Search suspended for sunken fishing vessel

Posted: Thursday, April 05, 2001

ANCHORAGE, Alaska (AP) -- The search for a fishing vessel that sank without warning with 15 crew members aboard has been suspended, the Coast Guard said Thursday.

Efforts to find the 92-foot Arctic Rose and the crew were halted shortly after 10:30 p.m. Wednesday, "well past the best-case survival time," the Coast Guard said in a news release early Thursday.

No civilian vessels were known to be searching, either, Petty Officer Randy Holloway said by telephone from the agency's district office in Juneau.

"The searchers endured 25-foot seas, 42-knot winds and low temperatures," the statement said. "Heavy icing forced the (sister ships) Alaskan Rose and Bering Rose to leave the search area."

The Arctic Rose sank without warning early Monday morning about 775 miles southwest of Anchorage.

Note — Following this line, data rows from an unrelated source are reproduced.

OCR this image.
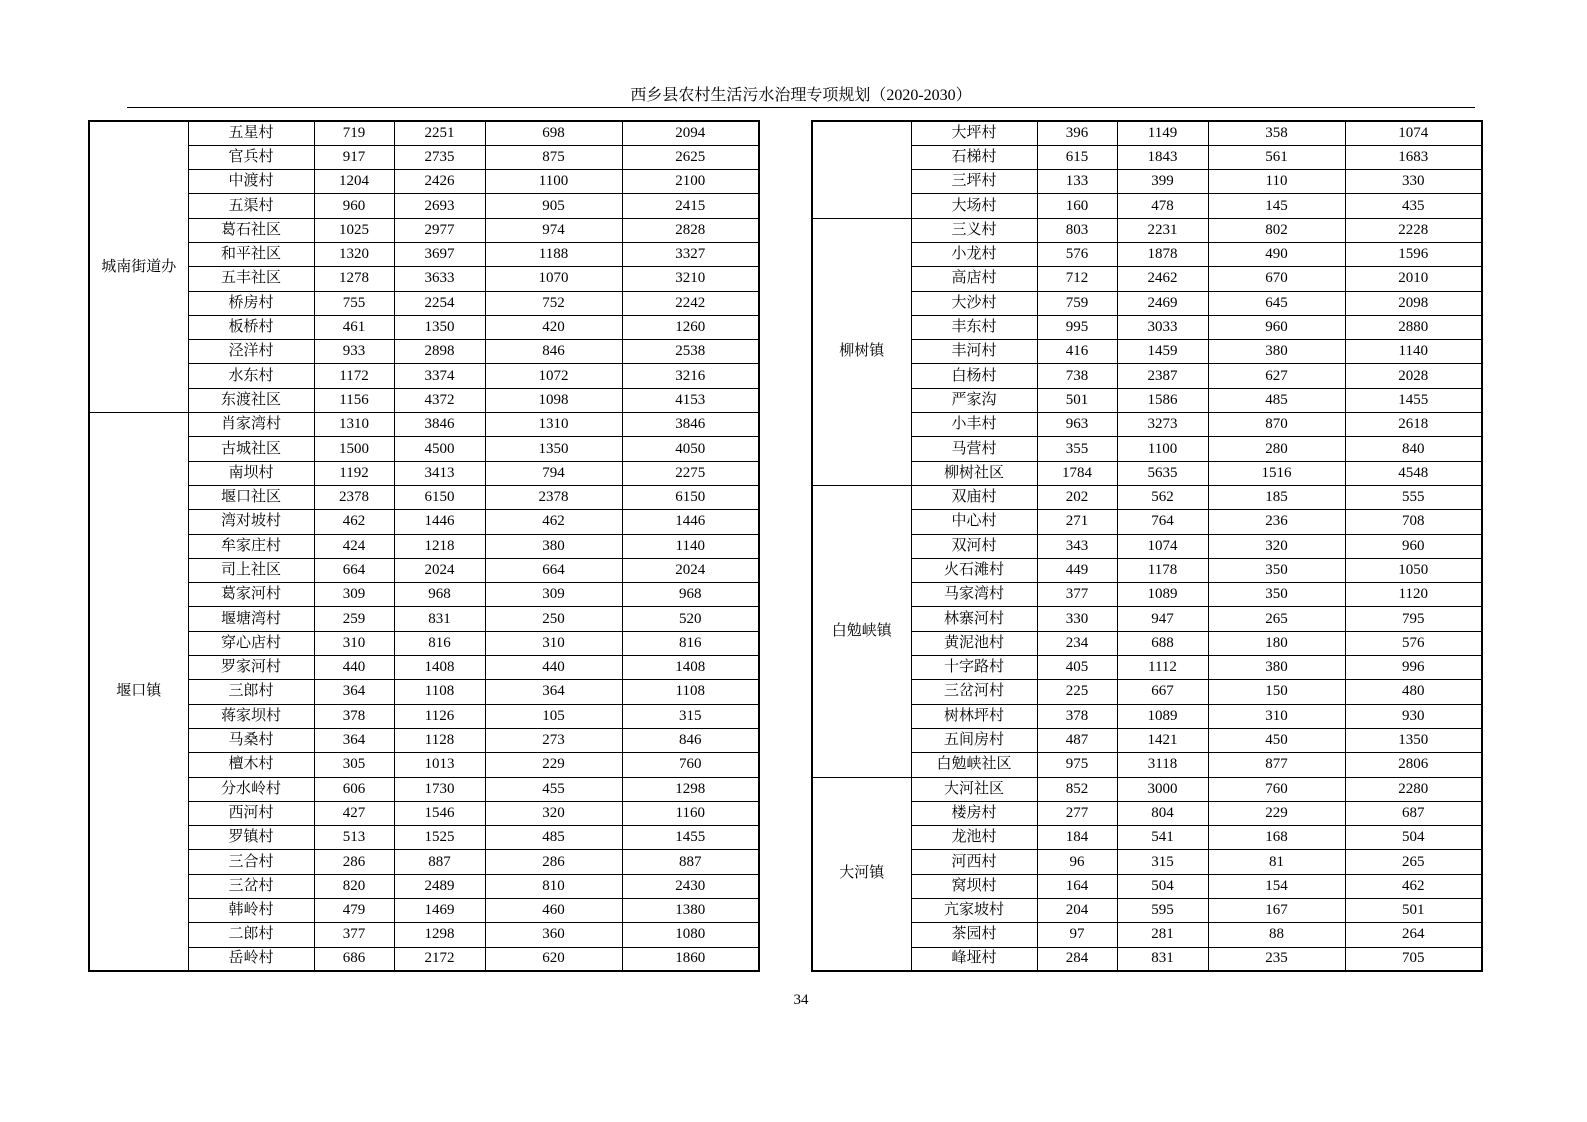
西乡县农村生活污水治理专项规划（2020-2030）
城南街道办	五星村	719	2251	698	2094
	官兵村	917	2735	875	2625
	中渡村	1204	2426	1100	2100
	五渠村	960	2693	905	2415
	葛石社区	1025	2977	974	2828
	和平社区	1320	3697	1188	3327
	五丰社区	1278	3633	1070	3210
	桥房村	755	2254	752	2242
	板桥村	461	1350	420	1260
	泾洋村	933	2898	846	2538
	水东村	1172	3374	1072	3216
	东渡社区	1156	4372	1098	4153
堰口镇	肖家湾村	1310	3846	1310	3846
	古城社区	1500	4500	1350	4050
	南坝村	1192	3413	794	2275
	堰口社区	2378	6150	2378	6150
	湾对坡村	462	1446	462	1446
	牟家庄村	424	1218	380	1140
	司上社区	664	2024	664	2024
	葛家河村	309	968	309	968
	堰塘湾村	259	831	250	520
	穿心店村	310	816	310	816
	罗家河村	440	1408	440	1408
	三郎村	364	1108	364	1108
	蒋家坝村	378	1126	105	315
	马桑村	364	1128	273	846
	檀木村	305	1013	229	760
	分水岭村	606	1730	455	1298
	西河村	427	1546	320	1160
	罗镇村	513	1525	485	1455
	三合村	286	887	286	887
	三岔村	820	2489	810	2430
	韩岭村	479	1469	460	1380
	二郎村	377	1298	360	1080
	岳岭村	686	2172	620	1860
	大坪村	396	1149	358	1074
	石梯村	615	1843	561	1683
	三坪村	133	399	110	330
	大场村	160	478	145	435
柳树镇	三义村	803	2231	802	2228
	小龙村	576	1878	490	1596
	高店村	712	2462	670	2010
	大沙村	759	2469	645	2098
	丰东村	995	3033	960	2880
	丰河村	416	1459	380	1140
	白杨村	738	2387	627	2028
	严家沟	501	1586	485	1455
	小丰村	963	3273	870	2618
	马营村	355	1100	280	840
	柳树社区	1784	5635	1516	4548
白勉峡镇	双庙村	202	562	185	555
	中心村	271	764	236	708
	双河村	343	1074	320	960
	火石滩村	449	1178	350	1050
	马家湾村	377	1089	350	1120
	林寨河村	330	947	265	795
	黄泥池村	234	688	180	576
	十字路村	405	1112	380	996
	三岔河村	225	667	150	480
	树林坪村	378	1089	310	930
	五间房村	487	1421	450	1350
	白勉峡社区	975	3118	877	2806
大河镇	大河社区	852	3000	760	2280
	楼房村	277	804	229	687
	龙池村	184	541	168	504
	河西村	96	315	81	265
	窝坝村	164	504	154	462
	亢家坡村	204	595	167	501
	茶园村	97	281	88	264
	峰垭村	284	831	235	705
34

The body of the skipper, David E. Rundall, 34, was recovered by the crew of the Alaskan Rose. The body of a second crew member was spotted but could not be recovered from the rough seas. Bodies of the other 13 crew members were not spotted.

The first sign of distress was an emergency locator beacon that was triggered automatically. The Coast Guard will assemble a three-member marine board of investigation to try to determine the cause of the sinking, the statement said.